RE:RE:RE:RE:RE:Sam...The following story was given to me by a fellow TWC shareholder. He pointed out that the real estate roll up story is gaining traction at Parkit.
The investment dealers like it because they are raising money.
The institutions like it because it is a growth story.
They are using the private holdings of the main holders as a growth pipeline.
For MPC, they could roll up all the minority held positions in the portfolio.
MPC as a growth story beyond the discount to nav could lead to much higher share prices.
I have bought additional today at $5.5
My belief, if you can't beat them, join them at prices less than they paid.
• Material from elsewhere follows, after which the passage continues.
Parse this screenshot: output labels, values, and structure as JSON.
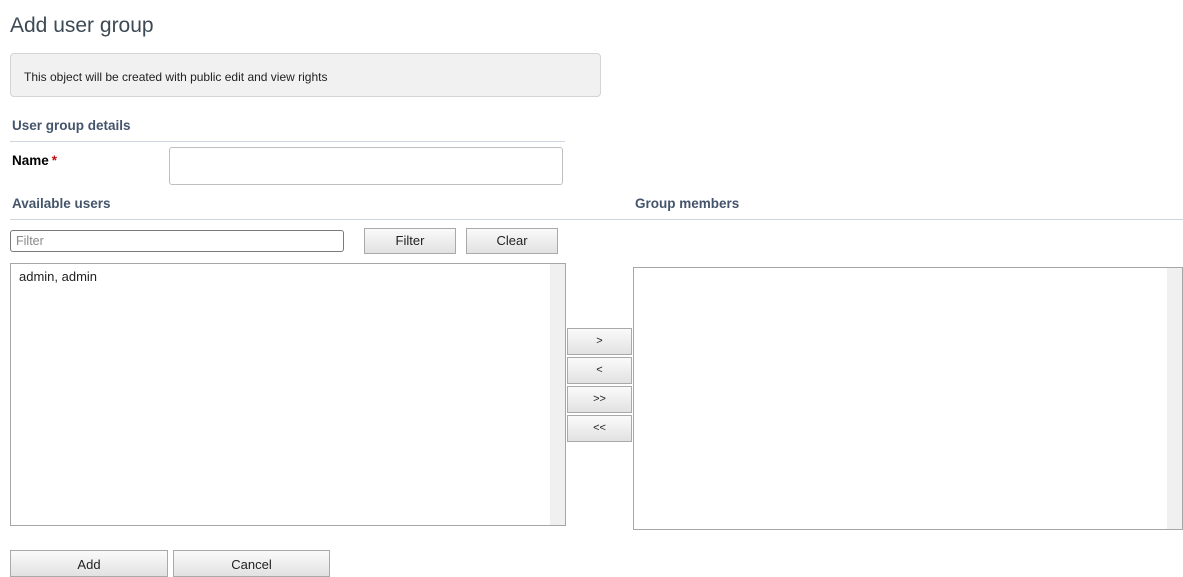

Parkit is a real estate operating company that recently underwent a change in management and board, refocusing the firm on the acquisition, development and operation of industrial real estate in Canada. The company currently owns five properties in the GTA and Ottawa, with a sixth closing in September 2021. Our investment thesis on Parkit is as follows: 1. Canadian industrial real estate is an attractive investment. The industrial real estate market benefits from secular tailwinds, including growth in e-commerce, population growth, and the resilience of the asset class. Industrial real estate is a relatively low human and financial capital intensity business, with little government intervention. Low vacancy underscores rising rents across Canada, and Parkit’s target markets in particular, which are among the most mispriced and thus poised for significant rent growth, in our view. 2. Parkit is optimally structured with a proven and aligned management team. The company will use accelerated depreciation and $20 MM in tax losses to shelter income from tax. It is structured as a corporation and not a trust, therefore has no shareholder distribution requirements. This creates an optimal capital structure whereby internally generated cash flow allocated to growth is maximized. In addition, Management & Directors own approximately 34% of the company, are proven value creators, and own 2 MM sq ft of industrial assets privately. This provides a captive growth pipeline and a minimally dilutive source of funding because the company can issue equity in exchange for cash flowing assets. Last, unlike its REIT peers, Parkit is not encumbered by a significant dividend yield on new issues. 3. The stock is currently trading at a discount to intrinsic value. Our five-year model and DCF analysis finds an intrinsic value of $1.82 per share. This represents a 19.2% total return from today's share price, or a 9.6% IRR over a five-year investment horizon.